What's its secret? Officials at the California State Teachers' Retirement System, West Sacramento, say that it's all about its collaborative model, which includes managing more assets in-house, including private markets through co-investments, joint ventures and direct investments in money managers, among other strategies.
The collaborative model has saved CalSTRS an estimated average of $195 million annually over the past four years, according to its latest collaborative model savings report.
Asset owners have been clamoring for co-investments alongside their fund investments for a few years now because they can reduce the overall fees paid, boosting returns. However, not all investors have the capacity to take advantage of co-investment opportunities or gain access to them, industry insiders said.

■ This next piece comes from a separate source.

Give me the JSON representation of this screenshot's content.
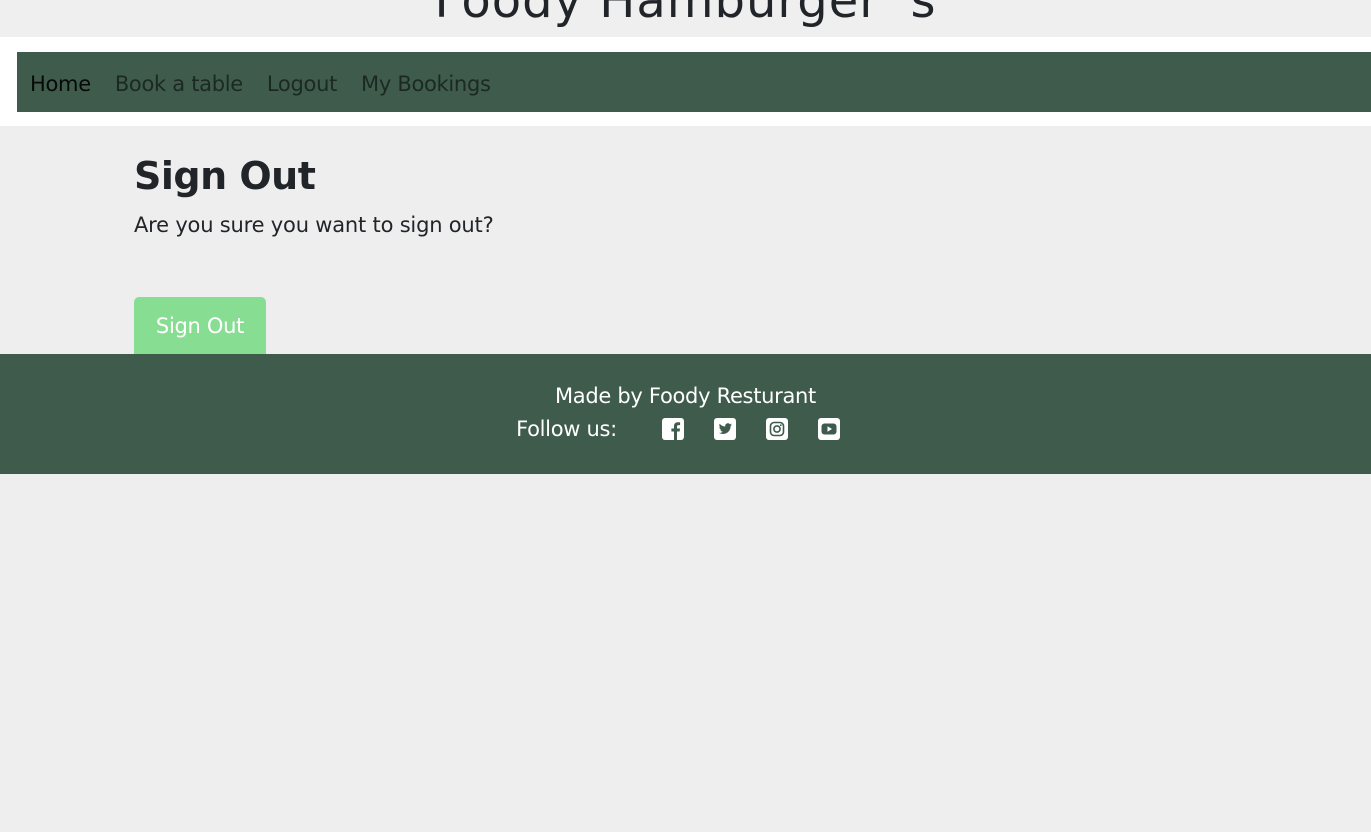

Among the challenges: having staff with the expertise to evaluate deals as well as streamlined processes, speeding up the time it takes to make a decision on an investment.
With returns of alternative investments, which many investors see as their top performing asset classes, also getting hit by current market conditions and rising interest rates this year, reducing costs is becoming even more essential for asset owners, industry executives said.
At CalSTRS, officials found that costs declined in 2021 despite an increase in the fund's net asset value and an increase in private markets exposure over the past five years.
Its investment costs also were lower than those of its peers. In 2021, CalSTRS' investment costs for its entire plan, excluding transaction costs and carried interest, amounted to 39.8 basis points, lower than the average of 48.8 basis points per dollar for its peer group of 40 U.S. public funds and 14 global peer funds and less than the U.S. public pension plan average cost of 59.3 basis points, a CEM Benchmarking Inc. analysis shows.
And pension plan officials expect to lower investments costs even more, whittling them down to 35 basis points in the next few years, said Scott Chan, deputy chief investment officer, at the investment committee's Nov. 3 meeting.
CalSTRS total portfolio costs include management fees and internal operating costs, and are generally correlated to the pension plan's net asset value, said Shifat Hasan, CalSTRS' head of investment performance and compliance, at the same investment committee meeting.
Even so, CalSTRS' total portfolio costs decreased relative to its net asset value by 4 basis points, the first time those costs dropped in more than five years, she said, crediting its collaborative model.